LG - 机器学习 CV - 计算机视觉 CL - 计算与语言 AS - 音频与语音 RO - 机器人 (*表示值得重点关注)

1、[AI] Counter-Strike Deathmatch with Large-Scale Behavioural Cloning

T Pearce, J Zhu
[Tsinghua University]
“反恐精英”死亡竞赛的大规模行为克隆。提出一种仅利用像素输入玩第一人称射击游戏CS GO的AI智能体,一个深度神经网络,在死亡竞赛游戏模式中等难度设置下,采用类似人类的游戏风格,表现优于游戏中基于规则的机器人。与之前许多游戏不同,CS GO没有API,算法必须实时训练和运行。这就限制了可生成的on-policy数据的数量,使许多强化学习算法无法使用。通过使用行为克隆——从在线服务器上爬取人类游戏记录,主要是以旁观者身份加入游戏得到的游戏画面,在这些大规模含噪数据上进行训练(规模达到400万帧,70小时,与ImageNet相当),在较小的高质量专家演示数据集上进行微调,其规模比之前在FPS游戏中的模仿学习工作大一个数量级。得到的智能体可在瞄准训练模式达到略逊于最强玩家(CSGO前10%玩家)的水平,在死亡竞赛游戏模式中等难度下达到内置AI(CSGO内置的基于规则的机器人)水平。这是到目前为止游戏行为克隆领域规模最大的作品之一,也是最早解决没有API支持的现代视频游戏的工作之一。

This paper describes an AI agent that plays the popular first-person-shooter (FPS) video game `Counter-Strike; Global Offensive’ (CSGO) from pixel input. The agent, a deep neural network, matches the performance of the medium difficulty built-in AI on the deathmatch game mode, whilst adopting a humanlike play style. Unlike much prior work in games, no API is available for CSGO, so algorithms must train and run in real-time. This limits the quantity of on-policy data that can be generated, precluding many reinforcement learning algorithms. Our solution uses behavioural cloning - training on a large noisy dataset scraped from human play on online servers (4 million frames, comparable in size to ImageNet), and a smaller dataset of high-quality expert demonstrations. This scale is an order of magnitude larger than prior work on imitation learning in FPS games.

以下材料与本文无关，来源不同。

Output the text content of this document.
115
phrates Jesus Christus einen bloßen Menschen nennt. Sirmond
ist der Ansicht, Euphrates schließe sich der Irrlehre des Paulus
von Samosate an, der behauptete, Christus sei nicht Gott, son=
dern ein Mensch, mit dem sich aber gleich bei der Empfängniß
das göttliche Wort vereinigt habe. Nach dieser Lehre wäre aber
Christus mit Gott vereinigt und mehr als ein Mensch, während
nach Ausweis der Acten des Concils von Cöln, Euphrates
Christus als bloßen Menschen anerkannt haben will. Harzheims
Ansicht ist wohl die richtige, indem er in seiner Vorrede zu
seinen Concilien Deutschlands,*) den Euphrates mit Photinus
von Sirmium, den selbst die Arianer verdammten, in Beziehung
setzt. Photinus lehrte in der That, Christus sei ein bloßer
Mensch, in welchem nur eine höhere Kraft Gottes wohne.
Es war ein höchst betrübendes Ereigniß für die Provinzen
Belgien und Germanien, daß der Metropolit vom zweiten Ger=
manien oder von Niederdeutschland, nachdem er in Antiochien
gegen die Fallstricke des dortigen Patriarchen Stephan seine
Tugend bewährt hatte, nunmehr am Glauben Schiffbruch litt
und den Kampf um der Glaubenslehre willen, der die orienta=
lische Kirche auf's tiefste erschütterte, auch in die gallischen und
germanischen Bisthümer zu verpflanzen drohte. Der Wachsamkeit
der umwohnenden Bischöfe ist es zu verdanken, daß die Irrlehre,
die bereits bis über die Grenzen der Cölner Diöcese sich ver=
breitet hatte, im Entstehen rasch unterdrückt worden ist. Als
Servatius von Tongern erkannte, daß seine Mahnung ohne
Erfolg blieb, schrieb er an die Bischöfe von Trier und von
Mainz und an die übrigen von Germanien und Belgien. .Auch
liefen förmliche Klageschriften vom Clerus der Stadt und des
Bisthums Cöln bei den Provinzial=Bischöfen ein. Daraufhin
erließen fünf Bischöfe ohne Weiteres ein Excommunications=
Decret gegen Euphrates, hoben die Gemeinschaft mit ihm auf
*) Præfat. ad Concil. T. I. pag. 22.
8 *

https://weibo.com/1402400261/KbpHEC7jw
爱可可AI前沿推介(4.18) - 图1
爱可可AI前沿推介(4.18) - 图2
爱可可AI前沿推介(4.18) - 图3爱可可AI前沿推介(4.18) - 图4爱可可AI前沿推介(4.18) - 图5

2、[CL] QA-GNN: Reasoning with Language Models and Knowledge Graphs for Question Answering

M Yasunaga, H Ren, A Bosselut, P Liang, J Leskovec
[Stanford University]
QA-GNN:面向问答的基于语言模型和知识图谱推理。用来自预训练语言模型(LM)和知识图谱(KG)的知识回答问题,存在两个主要挑战:给定一个QA的上下文(问题和答案选择),需要从大型知识图谱中识别相关知识,并对QA上下文和知识图谱进行联合推理。本文提出一种新的端到端问答LM+KG模型QA-GNN,通过两个关键创新来解决以上挑战:相关性评分,用语言模型估计知识图谱节点相对于给定QA上下文的重要性,提出了对知识图谱上信息进行加权的通用框架;联合推理,将QA上下文和知识图谱连接起来形成一个联合图,成为工作图,将两个模态统一为一个图,用基于注意力的GNN模块进行推理,通过基于图的消息传递交互更新它们的表示。在CommonsenseQA和OpenBookQA数据集上对QA-GNN进行了评价,展示了它比现有语言模型和语言模型+知识图谱模型的改进,QA-GNN在某些形式的结构化推理上表现出了更高的性能(例如,正确处理问题中的否定和实体替换)。

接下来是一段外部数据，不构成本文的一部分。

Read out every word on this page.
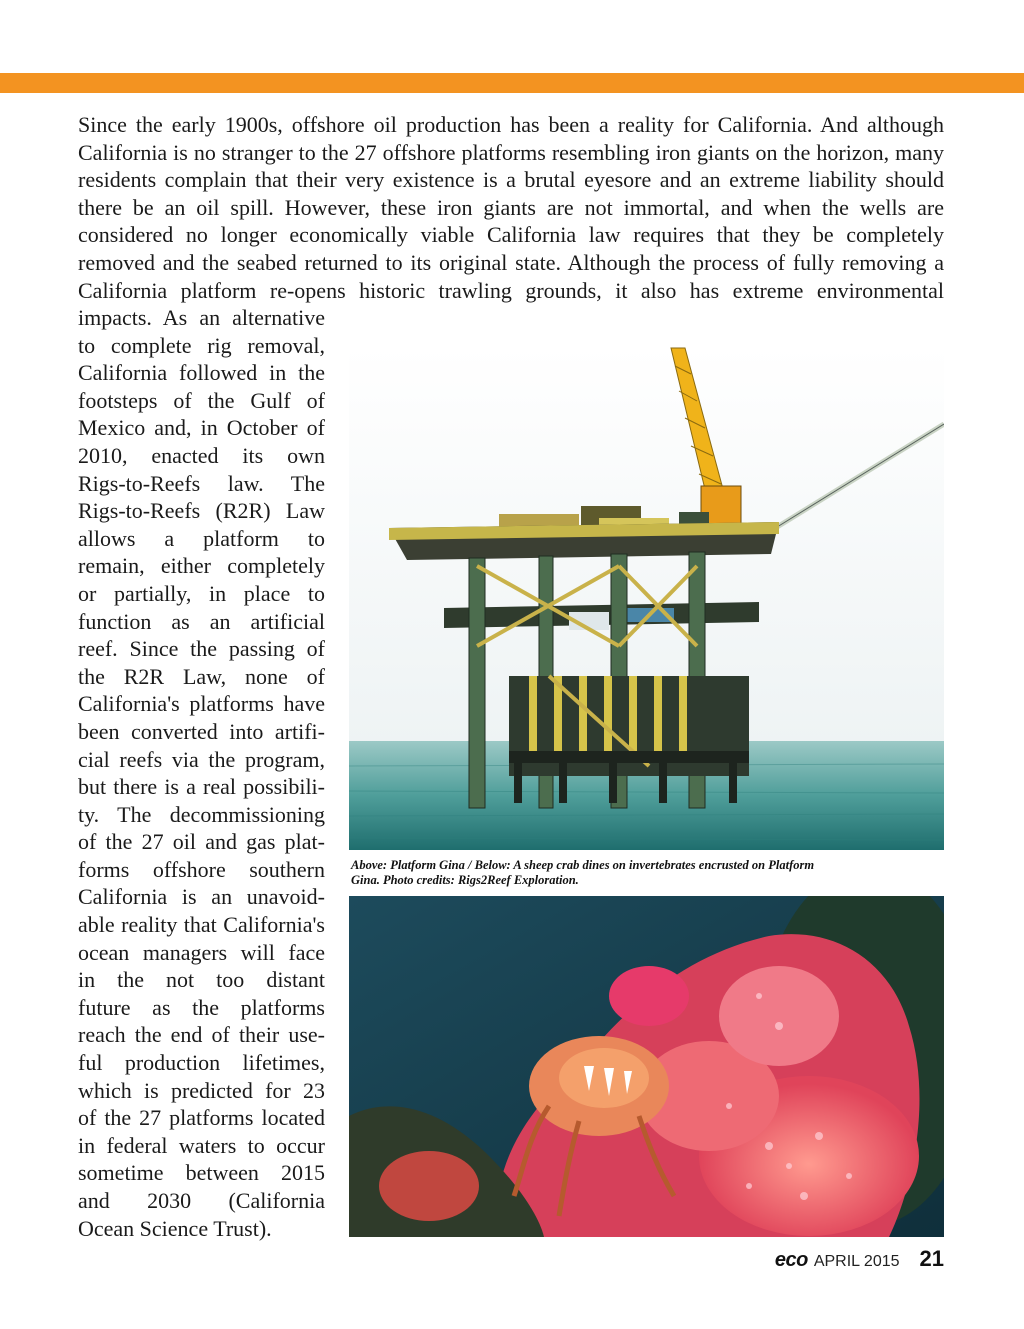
Since the early 1900s, offshore oil production has been a reality for California. And although California is no stranger to the 27 offshore platforms resembling iron giants on the horizon, many residents complain that their very existence is a brutal eyesore and an extreme liability should there be an oil spill. However, these iron giants are not immortal, and when the wells are considered no longer economically viable California law requires that they be completely removed and the seabed returned to its original state. Although the process of fully removing a California platform re-opens historic trawling grounds, it also has extreme environmental
impacts. As an alternative
to complete rig removal,
California followed in the
footsteps of the Gulf of
Mexico and, in October of
2010, enacted its own
Rigs-to-Reefs law. The
Rigs-to-Reefs (R2R) Law
allows a platform to
remain, either completely
or partially, in place to
function as an artificial
reef. Since the passing of
the R2R Law, none of
California's platforms have
been converted into artifi-
cial reefs via the program,
but there is a real possibili-
ty. The decommissioning
of the 27 oil and gas plat-
forms offshore southern
California is an unavoid-
able reality that California's
ocean managers will face
in the not too distant
future as the platforms
reach the end of their use-
ful production lifetimes,
which is predicted for 23
of the 27 platforms located
in federal waters to occur
sometime between 2015
and 2030 (California
Ocean Science Trust).
Above: Platform Gina / Below: A sheep crab dines on invertebrates encrusted on Platform
Gina. Photo credits: Rigs2Reef Exploration.
eco APRIL 2015 21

The problem of answering questions using knowledge from pre-trained language models (LMs) and knowledge graphs (KGs) presents two challenges: given a QA context (question and answer choice), methods need to (i) identify relevant knowledge from large KGs, and (ii) perform joint reasoning over the QA context and KG. Here we propose a new model, QA-GNN, which addresses the above challenges through two key innovations: (i) relevance scoring, where we use LMs to estimate the importance of KG nodes relative to the given QA context, and (ii) joint reasoning, where we connect the QA context and KG to form a joint graph, and mutually update their representations through graph-based message passing. We evaluate QA-GNN on the CommonsenseQA and OpenBookQA datasets, and show its improvement over existing LM and LM+KG models, as well as its capability to perform interpretable and structured reasoning, e.g., correctly handling negation in questions.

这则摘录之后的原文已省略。